I use "cedarcide" ... It's freezing awesome...Ticks and fleas die die die.

Cedarcide  ? I'll have to look for that one. "freezing awesome" ? is that anything like neat-o' awesome ? So what you are saying is that it works well , correct ? I'm a little skeptical of these products because the mix appears very modest using a natural product. How exactly do you use this "cedarcide" product ?

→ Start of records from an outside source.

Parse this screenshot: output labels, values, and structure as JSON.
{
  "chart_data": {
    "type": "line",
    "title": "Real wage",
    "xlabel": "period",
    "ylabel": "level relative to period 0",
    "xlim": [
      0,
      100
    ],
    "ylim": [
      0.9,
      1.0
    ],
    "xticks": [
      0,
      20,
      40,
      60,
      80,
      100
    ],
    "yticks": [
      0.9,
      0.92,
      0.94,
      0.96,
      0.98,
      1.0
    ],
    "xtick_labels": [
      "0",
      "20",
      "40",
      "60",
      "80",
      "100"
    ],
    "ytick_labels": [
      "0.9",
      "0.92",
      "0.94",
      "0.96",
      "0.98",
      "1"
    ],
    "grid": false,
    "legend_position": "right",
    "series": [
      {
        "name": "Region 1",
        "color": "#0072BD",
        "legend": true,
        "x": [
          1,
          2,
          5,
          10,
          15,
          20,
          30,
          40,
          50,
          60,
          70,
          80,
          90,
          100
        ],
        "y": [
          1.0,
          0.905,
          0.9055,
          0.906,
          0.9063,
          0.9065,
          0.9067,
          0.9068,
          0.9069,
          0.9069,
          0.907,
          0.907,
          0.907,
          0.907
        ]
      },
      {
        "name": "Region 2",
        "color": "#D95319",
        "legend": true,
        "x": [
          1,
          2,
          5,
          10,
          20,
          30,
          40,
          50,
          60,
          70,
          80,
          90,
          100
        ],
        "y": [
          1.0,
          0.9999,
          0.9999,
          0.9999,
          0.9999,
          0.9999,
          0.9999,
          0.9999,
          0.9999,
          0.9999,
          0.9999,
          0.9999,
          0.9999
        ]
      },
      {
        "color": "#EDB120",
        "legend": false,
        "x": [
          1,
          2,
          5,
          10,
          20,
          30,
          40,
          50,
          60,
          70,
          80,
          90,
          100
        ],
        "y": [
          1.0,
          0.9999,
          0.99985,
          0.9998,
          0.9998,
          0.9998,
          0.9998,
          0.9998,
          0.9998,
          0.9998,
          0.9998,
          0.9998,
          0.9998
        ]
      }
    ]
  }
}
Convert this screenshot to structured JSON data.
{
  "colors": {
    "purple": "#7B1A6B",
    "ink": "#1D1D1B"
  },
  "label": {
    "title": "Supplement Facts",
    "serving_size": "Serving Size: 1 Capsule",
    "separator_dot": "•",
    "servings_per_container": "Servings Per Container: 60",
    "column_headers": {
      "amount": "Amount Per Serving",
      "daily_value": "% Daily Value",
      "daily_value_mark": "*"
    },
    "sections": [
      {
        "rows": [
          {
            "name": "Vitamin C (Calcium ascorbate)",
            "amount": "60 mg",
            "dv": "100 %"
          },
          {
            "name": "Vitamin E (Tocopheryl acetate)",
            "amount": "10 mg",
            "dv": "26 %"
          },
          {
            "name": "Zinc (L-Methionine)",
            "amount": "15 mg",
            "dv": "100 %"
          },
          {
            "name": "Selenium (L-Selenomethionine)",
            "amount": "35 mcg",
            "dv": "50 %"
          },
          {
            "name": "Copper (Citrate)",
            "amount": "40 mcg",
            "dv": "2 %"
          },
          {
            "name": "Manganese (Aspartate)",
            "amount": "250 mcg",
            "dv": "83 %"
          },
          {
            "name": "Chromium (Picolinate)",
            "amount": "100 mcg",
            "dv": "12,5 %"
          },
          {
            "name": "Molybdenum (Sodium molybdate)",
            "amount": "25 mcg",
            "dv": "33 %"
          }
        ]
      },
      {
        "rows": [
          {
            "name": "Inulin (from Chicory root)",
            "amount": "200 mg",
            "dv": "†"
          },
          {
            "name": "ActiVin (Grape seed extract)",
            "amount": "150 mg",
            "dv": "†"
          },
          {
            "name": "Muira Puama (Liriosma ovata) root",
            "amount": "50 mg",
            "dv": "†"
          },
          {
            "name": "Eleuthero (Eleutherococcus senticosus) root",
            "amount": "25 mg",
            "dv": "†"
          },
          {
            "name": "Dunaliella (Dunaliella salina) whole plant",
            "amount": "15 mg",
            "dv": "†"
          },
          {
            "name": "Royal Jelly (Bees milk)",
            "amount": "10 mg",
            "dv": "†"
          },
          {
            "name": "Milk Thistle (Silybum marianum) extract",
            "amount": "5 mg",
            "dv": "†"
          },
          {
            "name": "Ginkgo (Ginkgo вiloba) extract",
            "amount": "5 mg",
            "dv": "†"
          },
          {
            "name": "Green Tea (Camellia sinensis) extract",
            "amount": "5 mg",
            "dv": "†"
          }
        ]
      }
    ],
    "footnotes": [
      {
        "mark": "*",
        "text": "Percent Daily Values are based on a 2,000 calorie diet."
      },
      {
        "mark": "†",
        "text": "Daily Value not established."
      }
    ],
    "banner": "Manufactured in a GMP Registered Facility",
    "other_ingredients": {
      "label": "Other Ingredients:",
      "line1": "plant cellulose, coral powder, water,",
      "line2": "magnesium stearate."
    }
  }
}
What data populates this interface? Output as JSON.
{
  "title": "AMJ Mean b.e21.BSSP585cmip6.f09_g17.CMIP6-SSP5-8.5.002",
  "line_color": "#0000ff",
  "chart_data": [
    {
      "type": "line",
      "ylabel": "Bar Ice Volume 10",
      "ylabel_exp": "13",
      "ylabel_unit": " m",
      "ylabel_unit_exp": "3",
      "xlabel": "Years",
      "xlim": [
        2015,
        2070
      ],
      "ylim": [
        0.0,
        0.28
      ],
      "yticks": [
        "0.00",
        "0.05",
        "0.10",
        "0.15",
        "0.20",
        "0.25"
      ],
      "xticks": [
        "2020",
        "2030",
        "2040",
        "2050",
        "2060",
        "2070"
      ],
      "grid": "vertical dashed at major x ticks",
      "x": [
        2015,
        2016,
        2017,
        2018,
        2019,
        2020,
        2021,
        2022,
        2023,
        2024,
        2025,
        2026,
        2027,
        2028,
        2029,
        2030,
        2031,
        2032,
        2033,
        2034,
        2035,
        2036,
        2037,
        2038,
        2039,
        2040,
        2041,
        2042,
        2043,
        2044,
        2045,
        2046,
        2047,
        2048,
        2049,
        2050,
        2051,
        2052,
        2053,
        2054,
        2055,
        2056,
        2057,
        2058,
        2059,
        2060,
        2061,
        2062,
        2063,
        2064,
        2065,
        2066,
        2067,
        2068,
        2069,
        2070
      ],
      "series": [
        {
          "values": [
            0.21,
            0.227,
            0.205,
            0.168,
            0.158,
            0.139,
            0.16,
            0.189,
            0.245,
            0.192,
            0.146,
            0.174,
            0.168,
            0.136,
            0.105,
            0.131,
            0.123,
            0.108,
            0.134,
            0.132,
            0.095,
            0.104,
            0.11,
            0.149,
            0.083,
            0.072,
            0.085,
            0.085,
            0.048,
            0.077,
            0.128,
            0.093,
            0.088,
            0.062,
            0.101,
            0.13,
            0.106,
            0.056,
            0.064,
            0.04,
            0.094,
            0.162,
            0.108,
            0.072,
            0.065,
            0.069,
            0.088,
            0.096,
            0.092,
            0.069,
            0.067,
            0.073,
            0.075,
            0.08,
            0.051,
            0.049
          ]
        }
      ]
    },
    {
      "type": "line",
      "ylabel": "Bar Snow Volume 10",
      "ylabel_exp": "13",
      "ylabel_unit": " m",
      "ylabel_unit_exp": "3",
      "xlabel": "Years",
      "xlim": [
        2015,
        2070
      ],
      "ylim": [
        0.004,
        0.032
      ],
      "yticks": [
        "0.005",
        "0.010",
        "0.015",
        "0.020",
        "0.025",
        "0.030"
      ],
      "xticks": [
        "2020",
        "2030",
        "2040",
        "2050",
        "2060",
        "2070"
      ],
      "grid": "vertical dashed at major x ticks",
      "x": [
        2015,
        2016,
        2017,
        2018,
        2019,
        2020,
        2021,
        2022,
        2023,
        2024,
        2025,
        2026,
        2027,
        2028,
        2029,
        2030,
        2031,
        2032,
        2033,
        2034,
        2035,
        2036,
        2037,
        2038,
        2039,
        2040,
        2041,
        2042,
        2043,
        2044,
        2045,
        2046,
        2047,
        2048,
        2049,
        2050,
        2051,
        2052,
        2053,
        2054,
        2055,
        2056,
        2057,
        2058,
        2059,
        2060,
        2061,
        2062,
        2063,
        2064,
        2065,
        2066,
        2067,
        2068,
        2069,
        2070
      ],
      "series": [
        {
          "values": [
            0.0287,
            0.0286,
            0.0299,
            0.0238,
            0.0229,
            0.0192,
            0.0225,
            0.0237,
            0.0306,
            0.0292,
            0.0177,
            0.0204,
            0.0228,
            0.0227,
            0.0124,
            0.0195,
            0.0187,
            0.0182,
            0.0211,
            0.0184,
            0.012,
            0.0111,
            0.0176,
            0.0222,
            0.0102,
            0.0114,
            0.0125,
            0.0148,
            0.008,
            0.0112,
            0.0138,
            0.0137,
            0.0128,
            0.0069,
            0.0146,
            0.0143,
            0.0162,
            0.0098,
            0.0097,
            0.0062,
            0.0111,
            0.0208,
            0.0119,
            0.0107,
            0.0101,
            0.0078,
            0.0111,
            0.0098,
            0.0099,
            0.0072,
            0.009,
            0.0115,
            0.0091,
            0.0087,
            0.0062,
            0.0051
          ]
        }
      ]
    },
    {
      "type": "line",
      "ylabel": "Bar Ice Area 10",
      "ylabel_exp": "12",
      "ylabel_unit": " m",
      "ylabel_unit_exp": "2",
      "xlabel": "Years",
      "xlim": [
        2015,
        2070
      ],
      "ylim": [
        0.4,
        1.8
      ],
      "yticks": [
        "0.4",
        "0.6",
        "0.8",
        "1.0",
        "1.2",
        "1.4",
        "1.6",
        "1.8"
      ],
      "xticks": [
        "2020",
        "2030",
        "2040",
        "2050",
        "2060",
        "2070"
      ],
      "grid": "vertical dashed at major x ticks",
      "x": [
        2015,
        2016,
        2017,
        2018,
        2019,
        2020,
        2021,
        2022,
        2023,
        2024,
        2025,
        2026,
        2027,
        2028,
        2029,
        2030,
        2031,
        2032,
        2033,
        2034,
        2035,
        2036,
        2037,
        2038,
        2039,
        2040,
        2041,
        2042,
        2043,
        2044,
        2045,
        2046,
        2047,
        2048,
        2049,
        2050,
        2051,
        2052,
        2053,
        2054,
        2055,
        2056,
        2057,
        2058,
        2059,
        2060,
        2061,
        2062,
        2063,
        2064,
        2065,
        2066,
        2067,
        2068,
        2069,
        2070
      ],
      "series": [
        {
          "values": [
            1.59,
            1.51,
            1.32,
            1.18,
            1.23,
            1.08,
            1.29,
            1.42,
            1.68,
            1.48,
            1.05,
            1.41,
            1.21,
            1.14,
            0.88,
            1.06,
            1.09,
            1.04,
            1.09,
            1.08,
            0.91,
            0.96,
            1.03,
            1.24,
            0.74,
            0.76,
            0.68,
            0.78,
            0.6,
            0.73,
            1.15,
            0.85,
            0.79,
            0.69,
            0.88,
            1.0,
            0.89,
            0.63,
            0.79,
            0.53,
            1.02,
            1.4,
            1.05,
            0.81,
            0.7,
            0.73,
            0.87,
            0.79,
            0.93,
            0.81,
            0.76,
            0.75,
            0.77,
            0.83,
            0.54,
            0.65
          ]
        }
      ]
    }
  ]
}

My goodness, I don't know why this is not better publicized but you should spray all outerwear with Pyrethrin, it is tick killing chemical but has natural origins; it is in lots of products and they will all work.  This is the only really safe thing to apply to clothes to kill ticks (fleas, redbugs, etc) that will crawl on you.  If your pants, boots, socks are sprayed and not washed it will last for some time (read label!).  Keep everything tucked in and don't leave gaps.  If you do this properly you will have done the maximum and best effort to keep disease free.   No guess work, no "try this it worked for my friend"; no off label crap that could give you cancer. 
Title: Re: Tick bit
Post by: ChugiakTinkerer on March 24, 2017, 04:37:05 PM
Permethrin Pyrethrin is an awesome insecticide in aerosol form.  I installed a battery-powered dispenser at my cabin and it is like the wall of death for mosquitos and deer flies.  Practically harmless to mammals and birds,  but it does have an effect on fish.  My dispenser has a warning not to use it near fish tanks.

Edit: Whoops, got the wrong product.  Pyrethrin is a general insecticide and repellent derived from chrysanthemum.  Permethrin is apparently a synthesized variant that is more potent.  Permethrin does have a toxic effect on cats.